Carla Acevedo-Yates was born and raised in San Juan, Puerto Rico and has worked as a curator, researcher, and art critic across Latin America, the Caribbean, and the United States. She currently serves as the Marilyn and Larry Fields Curator at the MCA Chicago, where she recently curated the 2022 exhibition Forecast Form: Art in the Caribbean Diaspora 1990s – Today (touring to ICA Boston beginning in October 2023 and MCA San Diego in 2024), and the MCA Chicago presentation of Duane Linklater: mymothersside, and Entre Horizontes: Art and Activism Between Chicago and Puerto Rico, currently on view. Previous exhibitions at the MCA Chicago include Carolina Caycedo: From the Bottom of the River (2020) and Chicago Works: Omar Velázquez (2020). She also conceptualized and leads the museum’s Hemispheric Initiative, a pan-institutional effort that centers Caribbean, Latinx, and Latin American art and perspectives through exhibitions, programs, and international collaborations. This institution-wide initiative led to the transformation of the MCA Chicago into a fully bilingual English/Spanish museum.

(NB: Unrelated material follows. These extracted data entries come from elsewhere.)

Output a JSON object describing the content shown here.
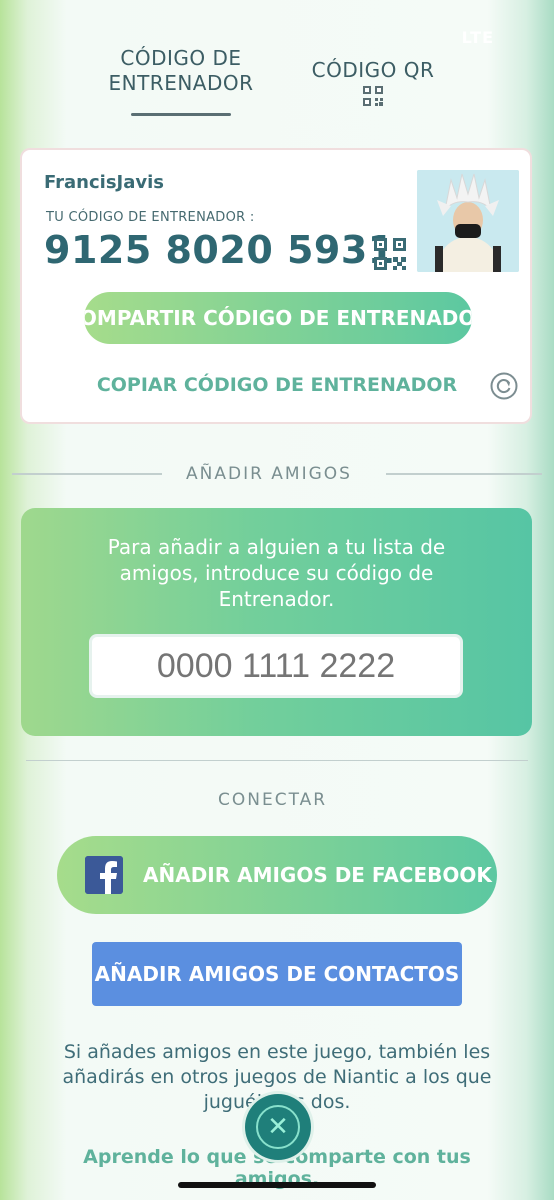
{
  "status_bar": {
    "network": "LTE"
  },
  "tabs": [
    {
      "label": "CÓDIGO DE ENTRENADOR",
      "active": true
    },
    {
      "label": "CÓDIGO QR",
      "active": false
    }
  ],
  "trainer": {
    "username": "FrancisJavis",
    "code_label": "TU CÓDIGO DE ENTRENADOR :",
    "code": "9125 8020 5931",
    "share_label": "COMPARTIR CÓDIGO DE ENTRENADOR",
    "copy_label": "COPIAR CÓDIGO DE ENTRENADOR"
  },
  "add_friends": {
    "section_title": "AÑADIR AMIGOS",
    "instructions": "Para añadir a alguien a tu lista de amigos, introduce su código de Entrenador.",
    "input_placeholder": "0000 1111 2222"
  },
  "connect": {
    "section_title": "CONECTAR",
    "facebook_label": "AÑADIR AMIGOS DE FACEBOOK",
    "contacts_label": "AÑADIR AMIGOS DE CONTACTOS",
    "info_text": "Si añades amigos en este juego, también les añadirás en otros juegos de Niantic a los que juguéis los dos.",
    "learn_more": "Aprende lo que se comparte con tus amigos."
  },
  "colors": {
    "accent_green": "#5cc8a1",
    "contacts_blue": "#5b8fe0",
    "facebook_blue": "#3b5998",
    "text_teal": "#2f6772"
  },
  "icons": [
    "qr-code-icon",
    "refresh-icon",
    "facebook-icon",
    "close-icon"
  ]
}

Previously, she was Associate Curator at the Eli and Edythe Broad Art Museum at Michigan State University where she curated over 15 exhibitions, including solo presentations of new work by Johanna Unzueta, Claudia Peña Salinas, Duane Linklater, and Beatriz Santiago Muñoz. She curated Fiction of a Production (2018), a major exhibition by conceptual art pioneer David Lamelas and co-curated Michigan Stories: Mike Kelley and Jim Shaw (2017). Major group exhibitions include The Edge of Things: Dissident Art Under Repressive Regimes (2019). In 2015, she was awarded The Andy Warhol Foundation Arts Writers Grant for an article on Cuban painter Zilia Sánchez. After earning a bachelor’s degree at Barnard College, she pursued her graduate studies at CCS Bard (‘14), where she was awarded with the Ramapo Curatorial Prize for the exhibition Turn on the bright lights.